899  Bitcoin / Development & Technical Discussion / Re: Dust threshold changed without any mention in 0.11.1 on: October 26, 2015, 10:20:44 PM
By the way, all normal money transferring methods allow you to attach a message to the payment. Bitcoin failed to provide such capabilities as a built-in feature. It makes so much sense to encode payment details in the bitcoin transaction and it isn't even wrong. How on Earth can you call encoding payment details in bitcoin TX an abusive behaviour when ALL BANKS ALLOW THIS on their centralized ledgers. That's it. My last sentence just demolished all arguments of any opponent to encoding payment details in the BTC TXs.
BIP70 which is for payment requests, allows both the customer and the merchant to attach memos to payments, although I don't think that these memos will be stored in the blockchain. However, AFAIK those memos do stay where you really need them, in your wallet. You don't need (or want) everyone to know what you were spending your Bitcoin on, which is what encoding those memos into transactions in the blockcahin would do.

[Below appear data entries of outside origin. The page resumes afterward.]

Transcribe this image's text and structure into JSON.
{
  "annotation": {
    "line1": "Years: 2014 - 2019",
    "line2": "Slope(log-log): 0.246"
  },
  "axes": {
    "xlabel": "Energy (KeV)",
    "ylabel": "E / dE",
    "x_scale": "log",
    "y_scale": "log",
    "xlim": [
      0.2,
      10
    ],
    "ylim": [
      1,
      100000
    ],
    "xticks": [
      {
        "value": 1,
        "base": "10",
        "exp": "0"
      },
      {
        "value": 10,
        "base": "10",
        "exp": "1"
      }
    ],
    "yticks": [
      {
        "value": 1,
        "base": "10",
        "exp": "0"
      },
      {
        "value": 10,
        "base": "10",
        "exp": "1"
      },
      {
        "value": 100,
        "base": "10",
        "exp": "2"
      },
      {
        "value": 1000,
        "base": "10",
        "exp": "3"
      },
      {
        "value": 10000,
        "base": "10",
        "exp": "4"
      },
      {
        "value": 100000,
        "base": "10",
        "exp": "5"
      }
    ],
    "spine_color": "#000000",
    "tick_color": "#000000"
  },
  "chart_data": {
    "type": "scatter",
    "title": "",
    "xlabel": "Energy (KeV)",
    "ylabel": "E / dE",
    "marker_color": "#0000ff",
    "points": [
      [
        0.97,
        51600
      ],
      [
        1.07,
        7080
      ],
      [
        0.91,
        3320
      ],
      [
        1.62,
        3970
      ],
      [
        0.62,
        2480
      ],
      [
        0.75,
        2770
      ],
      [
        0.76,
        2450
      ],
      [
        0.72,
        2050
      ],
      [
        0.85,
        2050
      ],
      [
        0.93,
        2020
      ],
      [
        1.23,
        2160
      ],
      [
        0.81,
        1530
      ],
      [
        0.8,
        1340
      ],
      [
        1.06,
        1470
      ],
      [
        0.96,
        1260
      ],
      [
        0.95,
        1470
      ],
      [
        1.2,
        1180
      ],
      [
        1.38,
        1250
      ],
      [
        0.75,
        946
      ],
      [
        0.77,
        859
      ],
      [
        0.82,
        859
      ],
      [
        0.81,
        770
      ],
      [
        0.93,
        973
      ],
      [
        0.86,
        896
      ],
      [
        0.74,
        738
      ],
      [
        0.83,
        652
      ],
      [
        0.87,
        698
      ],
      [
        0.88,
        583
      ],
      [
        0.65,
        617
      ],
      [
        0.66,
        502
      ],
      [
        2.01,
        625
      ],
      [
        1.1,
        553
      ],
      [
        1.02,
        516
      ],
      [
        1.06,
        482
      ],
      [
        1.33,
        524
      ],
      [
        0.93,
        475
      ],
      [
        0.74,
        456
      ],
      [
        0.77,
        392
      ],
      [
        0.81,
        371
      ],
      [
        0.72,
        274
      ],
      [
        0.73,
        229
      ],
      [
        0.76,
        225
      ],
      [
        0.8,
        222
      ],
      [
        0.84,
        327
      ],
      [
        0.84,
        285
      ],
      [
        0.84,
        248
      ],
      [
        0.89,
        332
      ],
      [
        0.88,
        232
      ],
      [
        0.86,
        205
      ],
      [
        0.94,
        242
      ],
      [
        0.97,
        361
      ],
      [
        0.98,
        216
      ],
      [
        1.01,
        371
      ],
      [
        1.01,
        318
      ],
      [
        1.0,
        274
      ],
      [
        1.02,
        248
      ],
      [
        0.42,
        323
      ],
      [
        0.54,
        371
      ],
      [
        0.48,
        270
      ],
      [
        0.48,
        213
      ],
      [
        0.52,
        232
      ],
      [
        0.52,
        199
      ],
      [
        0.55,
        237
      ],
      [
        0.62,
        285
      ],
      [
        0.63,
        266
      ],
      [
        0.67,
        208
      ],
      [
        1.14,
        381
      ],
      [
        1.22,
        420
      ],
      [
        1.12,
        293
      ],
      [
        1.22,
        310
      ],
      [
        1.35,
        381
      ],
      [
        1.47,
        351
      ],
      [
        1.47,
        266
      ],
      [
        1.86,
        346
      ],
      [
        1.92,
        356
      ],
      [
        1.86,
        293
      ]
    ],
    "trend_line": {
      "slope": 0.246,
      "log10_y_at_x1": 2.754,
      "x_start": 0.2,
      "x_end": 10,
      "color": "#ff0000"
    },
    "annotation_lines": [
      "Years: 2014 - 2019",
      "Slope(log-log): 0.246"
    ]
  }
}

Ok that's cool, but are the memos cryptographically signed? Is it easy to verify that the text is written by the person who sent the bitcoins?
900  Bitcoin / Development & Technical Discussion / Re: Dust threshold changed without any mention in 0.11.1 on: October 26, 2015, 10:00:58 PM
The same can be applied to Bitcoin; abusing the system because you can afford to pay the fines does not make it OK and should be discouraged.

There's a difference between a fine and a fee you know. Bitcoin has fees. University had fines. You can't compare these two.

Who are you to dictate what is proper and what is not anyway? With the university it is at least explicit that the girl was doing the wrong thing. Can't say the same about bitcoin.

By the way, all normal money transferring methods allow you to attach a message to the payment. Bitcoin failed to provide such capabilities as a built-in feature. It makes so much sense to encode payment details in the bitcoin transaction and it isn't even wrong. How on Earth can you call encoding payment details in bitcoin TX an abusive behaviour when ALL BANKS ALLOW THIS on their centralized ledgers. That's it. My last sentence just demolished all arguments of any opponent to encoding payment details in the BTC TXs.